The Nerve-Induced Adipose Stem Cells Promote Nerve Repair in Stress Urinary Incontinence by Regulating Schwann Cell Repair Phenotype Conversion Through Activation of the Notch Pathway.

Stress urinary incontinence (SUI) currently lacks effective treatment options, and the restoration of neurological function remains a major challenge, with unmet clinical needs. Research has indicated that adipose-derived stem cells (ADSCs) can be induced to differentiate into neural-induced adipose-derived stem cells (NI-ADSCs) under specific inductive conditions, exhibiting excellent neuroregenerative capabilities.
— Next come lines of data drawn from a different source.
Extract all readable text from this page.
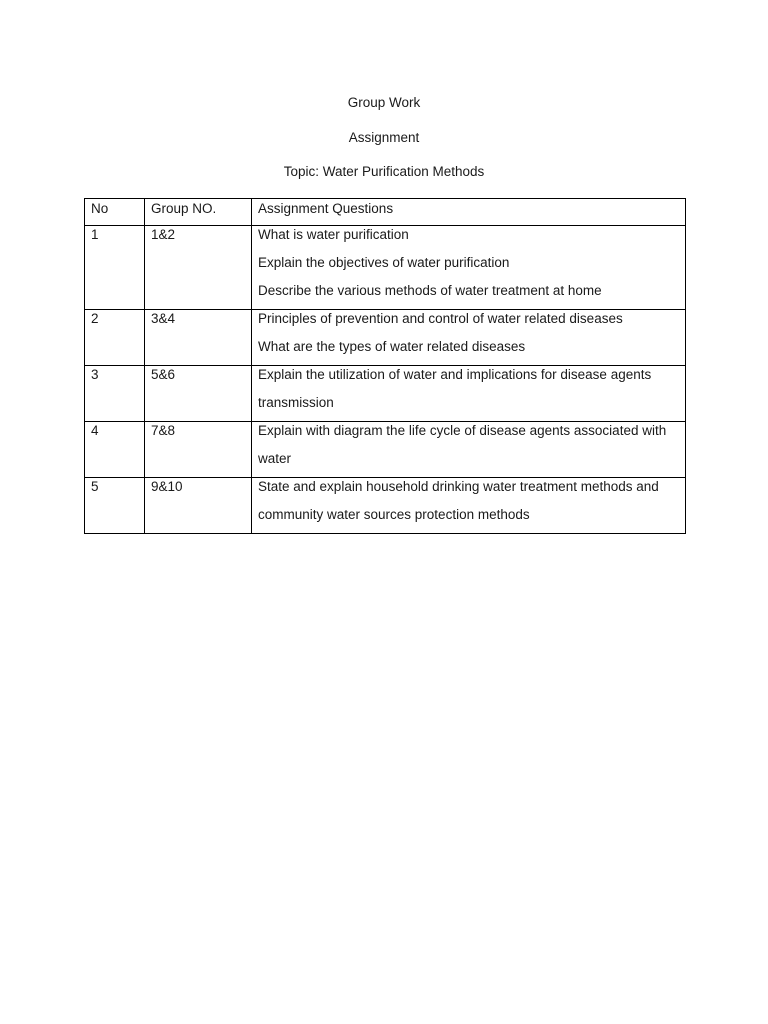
Group Work
Assignment
Topic: Water Purification Methods
No	Group NO.	Assignment Questions

1	1&2	What is water purification
Explain the objectives of water purification
Describe the various methods of water treatment at home

2	3&4	Principles of prevention and control of water related diseases
What are the types of water related diseases

3	5&6	Explain the utilization of water and implications for disease agents
transmission

4	7&8	Explain with diagram the life cycle of disease agents associated with
water

5	9&10	State and explain household drinking water treatment methods and
community water sources protection methods
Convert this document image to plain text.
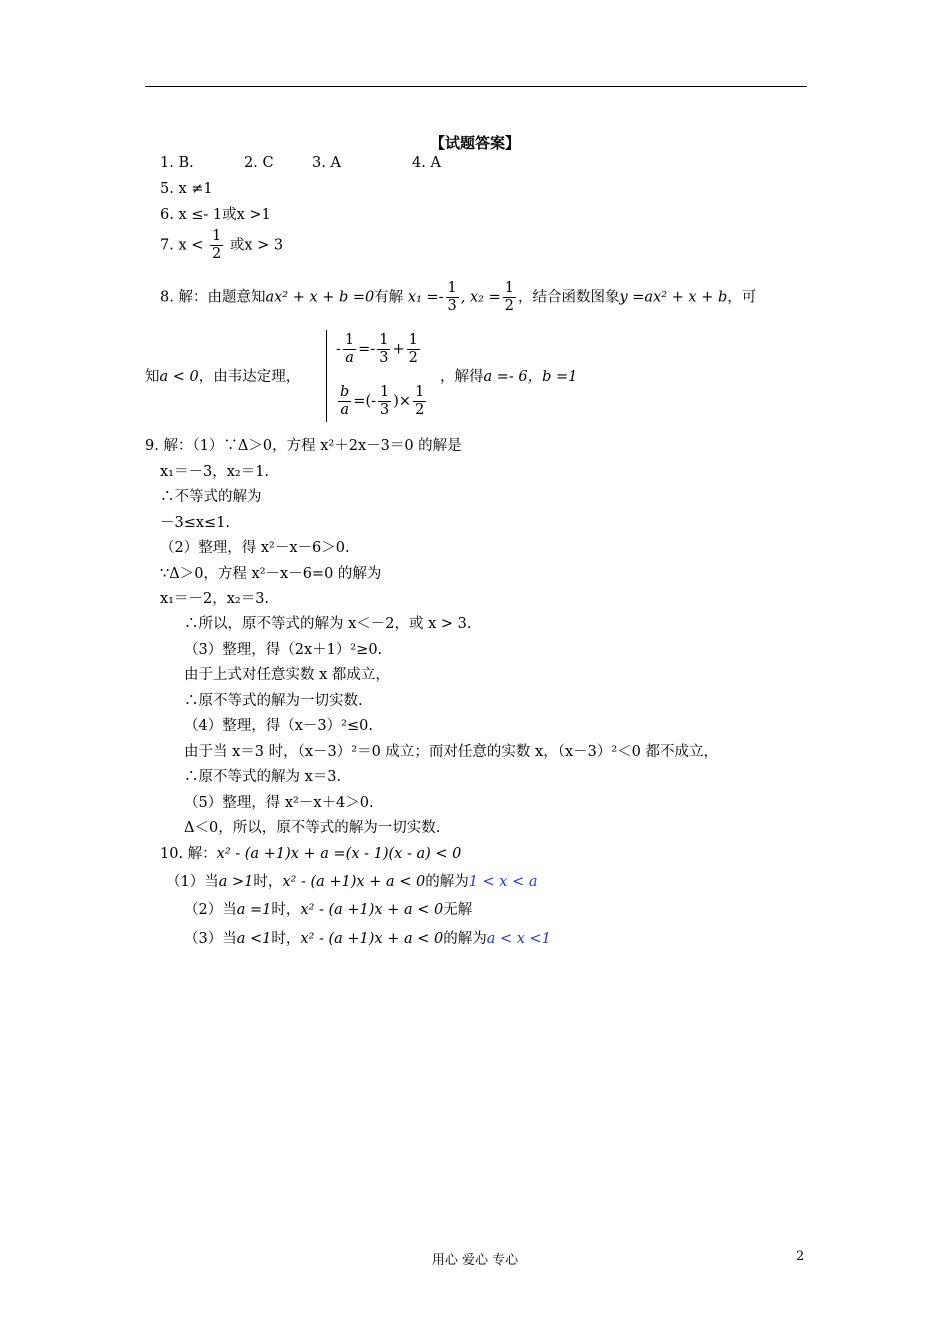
【试题答案】
1. B.	2. C	3. A	4. A
5. x ≠1
6. x ≤- 1或x >1
7. $x < \frac{1}{2}$ 或x > 3
8. 解：由题意知ax² + x + b =0有解 $x_1 =- \frac{1}{3}$ , $x_2 = \frac{1}{2}$ ，结合函数图象y =ax² + x + b，可
知a < 0，由韦达定理，
- $\frac{1}{a} =- \frac{1}{3} + \frac{1}{2}$
$\frac{b}{a}$ =(- $\frac{1}{3}$ )× $\frac{1}{2}$
，解得a =- 6，b =1
9. 解：（1）∵Δ＞0，方程 x²＋2x－3＝0 的解是
x₁＝－3，x₂＝1.
∴不等式的解为
－3≤x≤1.
（2）整理，得 x²－x－6＞0.
∵Δ＞0，方程 x²－x－6=0 的解为
x₁＝－2，x₂＝3.
∴所以，原不等式的解为 x＜－2，或 x > 3.
（3）整理，得（2x＋1）²≥0.
由于上式对任意实数 x 都成立，
∴原不等式的解为一切实数.
（4）整理，得（x－3）²≤0.
由于当 x＝3 时，（x－3）²＝0 成立；而对任意的实数 x，（x－3）²＜0 都不成立，
∴原不等式的解为 x＝3.
（5）整理，得 x²－x＋4＞0.
Δ＜0，所以，原不等式的解为一切实数.
10. 解：x² - (a +1)x + a =(x - 1)(x - a) < 0
（1）当a >1时，x² - (a +1)x + a < 0的解为1 < x < a
（2）当a =1时，x² - (a +1)x + a < 0无解
（3）当a <1时，x² - (a +1)x + a < 0的解为a < x <1
用心 爱心 专心	2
ADSCs were obtained from female SD rats and induced into NI-ADSCs. In vitro, NI-ADSCs were co-cultured with Schwann cells (SCs) to investigate their effects on SC proliferation and repair phenotype transition and further explore its underlying mechanism. In vivo, a rat model of SUI was established using a bilateral pudendal nerve transection method. NI-ADSCs were injected into the urethral sphincter to evaluate their effects on urodynamics, muscle angiogenesis, and neural repair in SUI rats, while also exploring the mechanisms of neural repair. This study used EGF, FGF, and B27 to induce ADSCs into NI-ADSCs expressing neural induction markers (MAP, Nestin, and PAX6). In vitro experiments found no significant difference in the proliferation of L6 and RSC96 between NI-ADSCs and ADSCs (p > 0.05). However, when co-cultured with NI-ADSCs, SCs showed upregulated expression of repair-related phenotypic markers (BDNF, GDNF, and GFAP). In this phenotypic transformation process, the expression of Notch-related pathway proteins (Notch1, NICD, and Hes1) was increased, and the use of DAPT (a Notch pathway inhibitor) could suppress the SC repair phenotype transformation. In vivo, experiments revealed that intraurethral injection of NI-ADSCs significantly promoted the expression of neural marker (S100β) and demyelination markers (GFAP) and urodynamic recovery in SUI rats, while DAPT inhibited its neural repair effect. In summary, our study demonstrates that NI-ADSCs can promote nerve regeneration by promoting and maintaining the repair-related phenotype of SCs. The underlying mechanism may be related to the activation of the Notch signaling pathway.